青阳宗外门,执事堂。
晨光透过高窗的缝隙,像几把冰冷的刀,切在积灰的地面上。
空气中弥漫着陈年墨汁和劣质熏香混合的味道,让人作呕。
邓渊站在角落的阴影里,低着头,双手垂在身侧,指节因为用力而微微泛白。
他看起来像个普通的杂役弟子,衣衫朴素,神色木讷。
只有他自己知道,此刻他的识海深处,正翻涌着惊涛骇浪。
那缕被强行买断的先天灵气,并没有消失。
它像一条沉睡的毒蛇,潜伏在他的血脉最深处,等待着苏醒的时刻。
而现在,正是时候。
邓渊抬起眼皮,目光穿过人群,落在正前方那张紫檀木桌上。
柳执事坐在那里,身穿青色执事服,手指修长干净,正有一搭没一搭地把玩着一枚温润的玉算盘。
“啪。”
玉珠碰撞,发出清脆的声响。
这是柳执事思考时的习惯动作,也是他内心焦躁的外化表现。
邓渊嘴角微不可察地抽动了一下。
昨天夜里,那股剧痛已经传过去了。
虽然微弱,但足够让那个自诩高人一等的家伙尝到滋味。
现在,该收网了。
邓渊深吸一口气,压下脑海中因灵力反噬而产生的尖锐刺痛。
那种感觉,就像有人用烧红的铁针,一下一下刺进他的太阳穴。
冷汗顺着额角滑落,滴在粗糙的青石板上,瞬间蒸发。
他没有退缩,反而向前迈了一步。
鞋底摩擦地面,发出轻微的沙沙声。
这声音不大,但在安静的执事堂里,却显得格外清晰。
柳执事的手指顿住了。
他抬起头,那双总是带着轻蔑与贪婪的眼睛,此刻布满了血丝。
脸色苍白如纸,嘴唇干裂出血。
显然,昨晚的那股异变,让他彻夜未眠。
“你……”
柳执事的声音沙哑,带着一丝不易察觉的颤抖。
他想维持威严,但身体里的虚弱出卖了他。
邓渊没有说话。
他只是静静地站着,眼神阴鸷,像一头蛰伏的野兽,盯着猎物最脆弱的咽喉。
这种沉默,比任何言语都更具压迫感。
老赵缩在账房后面,手里紧紧攥着毛笔,笔尖悬在纸上,迟迟不敢落下。
他是账房先生,最怕的就是这种剑拔弩张的气氛。
但他更怕柳执事的脸色。
只要柳执事不高兴,他今天的工钱就没了,甚至可能还要倒贴人情。
“邓渊。

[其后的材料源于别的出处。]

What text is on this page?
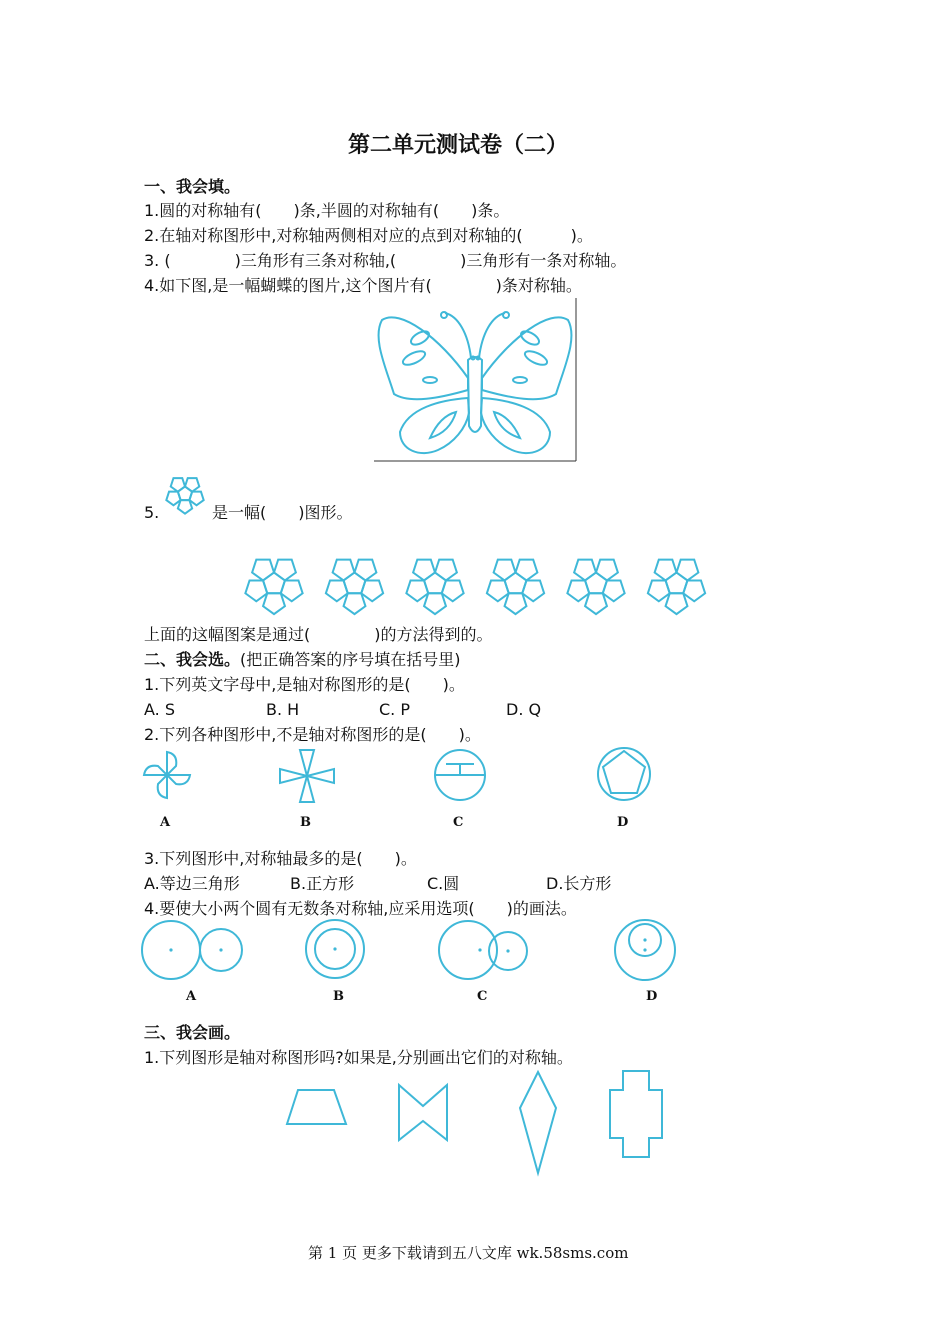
第二单元测试卷（二）
一、我会填。
1.圆的对称轴有(　　)条,半圆的对称轴有(　　)条。
2.在轴对称图形中,对称轴两侧相对应的点到对称轴的(　　　)。
3. (　　　　)三角形有三条对称轴,(　　　　)三角形有一条对称轴。
4.如下图,是一幅蝴蝶的图片,这个图片有(　　　　)条对称轴。
5.	是一幅(　　)图形。
上面的这幅图案是通过(　　　　)的方法得到的。
二、我会选。(把正确答案的序号填在括号里)
1.下列英文字母中,是轴对称图形的是(　　)。
A. S	B. H	C. P	D. Q
2.下列各种图形中,不是轴对称图形的是(　　)。
A	B	C	D
3.下列图形中,对称轴最多的是(　　)。
A.等边三角形	B.正方形	C.圆	D.长方形
4.要使大小两个圆有无数条对称轴,应采用选项(　　)的画法。
A	B	C	D
三、我会画。
1.下列图形是轴对称图形吗?如果是,分别画出它们的对称轴。
第 1 页 更多下载请到五八文库 wk.58sms.com
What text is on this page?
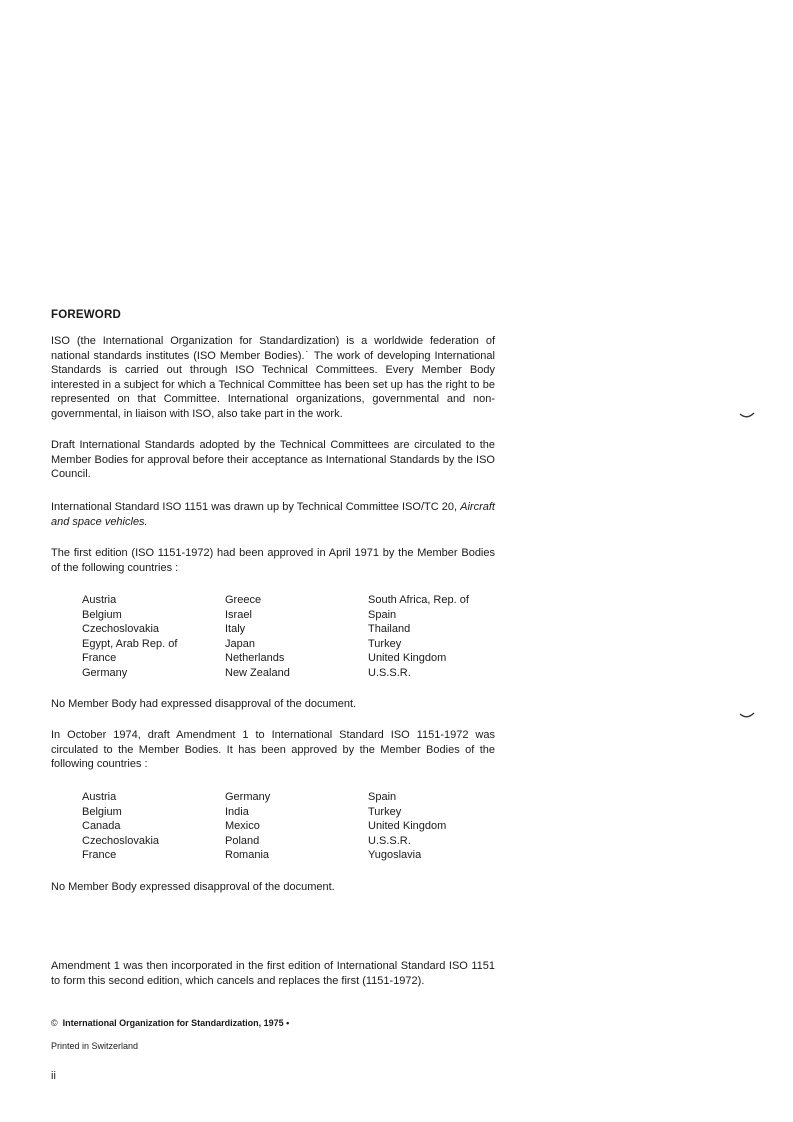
FOREWORD

ISO (the International Organization for Standardization) is a worldwide federation of national standards institutes (ISO Member Bodies).˙ The work of developing International Standards is carried out through ISO Technical Committees. Every Member Body interested in a subject for which a Technical Committee has been set up has the right to be represented on that Committee. International organizations, governmental and non-governmental, in liaison with ISO, also take part in the work.

Draft International Standards adopted by the Technical Committees are circulated to the Member Bodies for approval before their acceptance as International Standards by the ISO Council.

International Standard ISO 1151 was drawn up by Technical Committee ISO/TC 20, Aircraft and space vehicles.

The first edition (ISO 1151-1972) had been approved in April 1971 by the Member Bodies of the following countries :

Austria
Belgium
Czechoslovakia
Egypt, Arab Rep. of
France
Germany
Greece
Israel
Italy
Japan
Netherlands
New Zealand
South Africa, Rep. of
Spain
Thailand
Turkey
United Kingdom
U.S.S.R.

No Member Body had expressed disapproval of the document.

In October 1974, draft Amendment 1 to International Standard ISO 1151-1972 was circulated to the Member Bodies. It has been approved by the Member Bodies of the following countries :

Austria
Belgium
Canada
Czechoslovakia
France
Germany
India
Mexico
Poland
Romania
Spain
Turkey
United Kingdom
U.S.S.R.
Yugoslavia

No Member Body expressed disapproval of the document.

Amendment 1 was then incorporated in the first edition of International Standard ISO 1151 to form this second edition, which cancels and replaces the first (1151-1972).

© International Organization for Standardization, 1975 •
Printed in Switzerland
ii
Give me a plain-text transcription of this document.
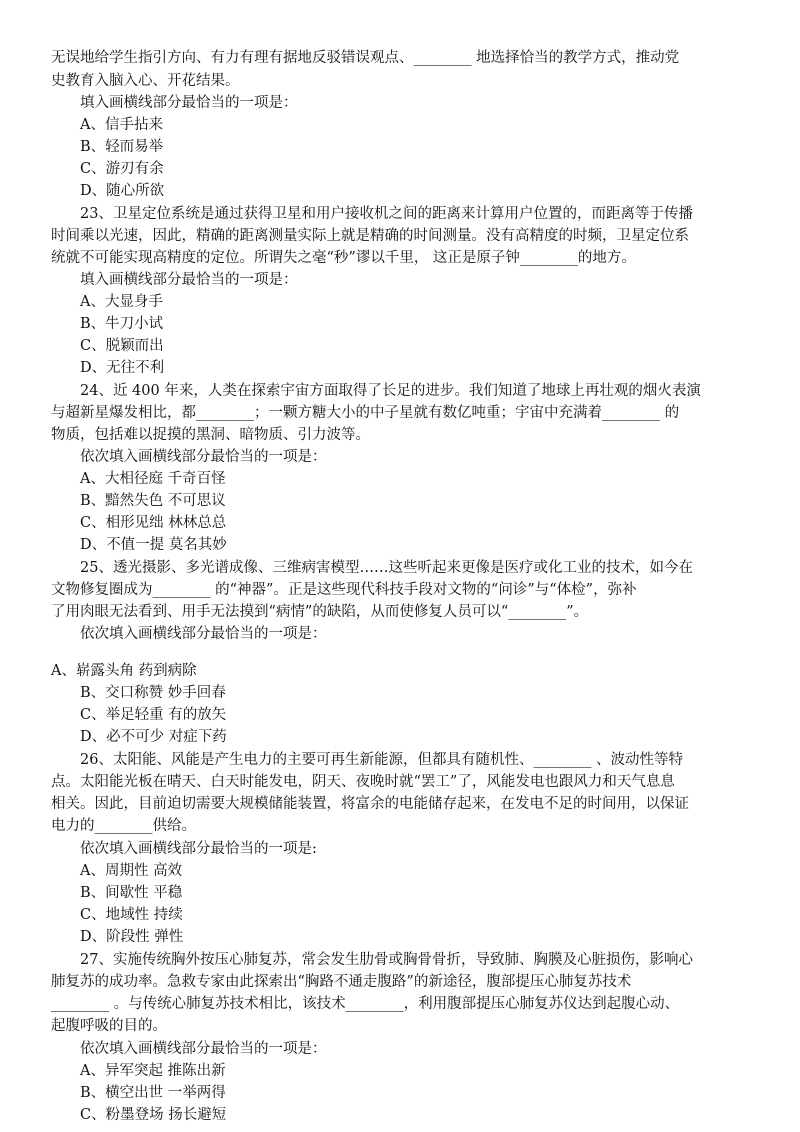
无误地给学生指引方向、有力有理有据地反驳错误观点、________ 地选择恰当的教学方式，推动党
史教育入脑入心、开花结果。
填入画横线部分最恰当的一项是：
A、信手拈来
B、轻而易举
C、游刃有余
D、随心所欲
23、卫星定位系统是通过获得卫星和用户接收机之间的距离来计算用户位置的，而距离等于传播
时间乘以光速，因此，精确的距离测量实际上就是精确的时间测量。没有高精度的时频，卫星定位系
统就不可能实现高精度的定位。所谓失之毫“秒”谬以千里， 这正是原子钟________的地方。
填入画横线部分最恰当的一项是：
A、大显身手
B、牛刀小试
C、脱颖而出
D、无往不利
24、近 400 年来，人类在探索宇宙方面取得了长足的进步。我们知道了地球上再壮观的烟火表演
与超新星爆发相比，都________；一颗方糖大小的中子星就有数亿吨重；宇宙中充满着________ 的
物质，包括难以捉摸的黑洞、暗物质、引力波等。
依次填入画横线部分最恰当的一项是：
A、大相径庭 千奇百怪
B、黯然失色 不可思议
C、相形见绌 林林总总
D、不值一提 莫名其妙
25、透光摄影、多光谱成像、三维病害模型……这些听起来更像是医疗或化工业的技术，如今在
文物修复圈成为________ 的“神器”。正是这些现代科技手段对文物的“问诊”与“体检”，弥补
了用肉眼无法看到、用手无法摸到“病情”的缺陷，从而使修复人员可以“________”。
依次填入画横线部分最恰当的一项是：
A、崭露头角 药到病除
B、交口称赞 妙手回春
C、举足轻重 有的放矢
D、必不可少 对症下药
26、太阳能、风能是产生电力的主要可再生新能源，但都具有随机性、________ 、波动性等特
点。太阳能光板在晴天、白天时能发电，阴天、夜晚时就“罢工”了，风能发电也跟风力和天气息息
相关。因此，目前迫切需要大规模储能装置，将富余的电能储存起来，在发电不足的时间用，以保证
电力的________供给。
依次填入画横线部分最恰当的一项是:
A、周期性 高效
B、间歇性 平稳
C、地域性 持续
D、阶段性 弹性
27、实施传统胸外按压心肺复苏，常会发生肋骨或胸骨骨折，导致肺、胸膜及心脏损伤，影响心
肺复苏的成功率。急救专家由此探索出“胸路不通走腹路”的新途径，腹部提压心肺复苏技术
________ 。与传统心肺复苏技术相比，该技术________，利用腹部提压心肺复苏仪达到起腹心动、
起腹呼吸的目的。
依次填入画横线部分最恰当的一项是：
A、异军突起 推陈出新
B、横空出世 一举两得
C、粉墨登场 扬长避短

”
柳执事咬了咬牙,试图用命令的口吻掩盖自己的慌乱。
“过来。”
邓渊依言走去,脚步沉稳,每一步都像是踩在某种无形的节奏上。
他在距离桌子三步远的地方停下。
这个距离,既显得恭敬,又保留了随时爆发的余地。
柳执事看着眼前这个少年,心中涌起一股莫名的不安。
契约已经签了。
买断契上的朱砂印泥已经干透。
按照规矩,那缕先天灵气应该已经完全归他所有,成为他突破瓶颈的养料。
可为什么?
为什么他总觉得体内有一股力量,在不受控制地乱窜?
就像……就像有一条看不见的线,连接着他的心脏和这个少年的丹田。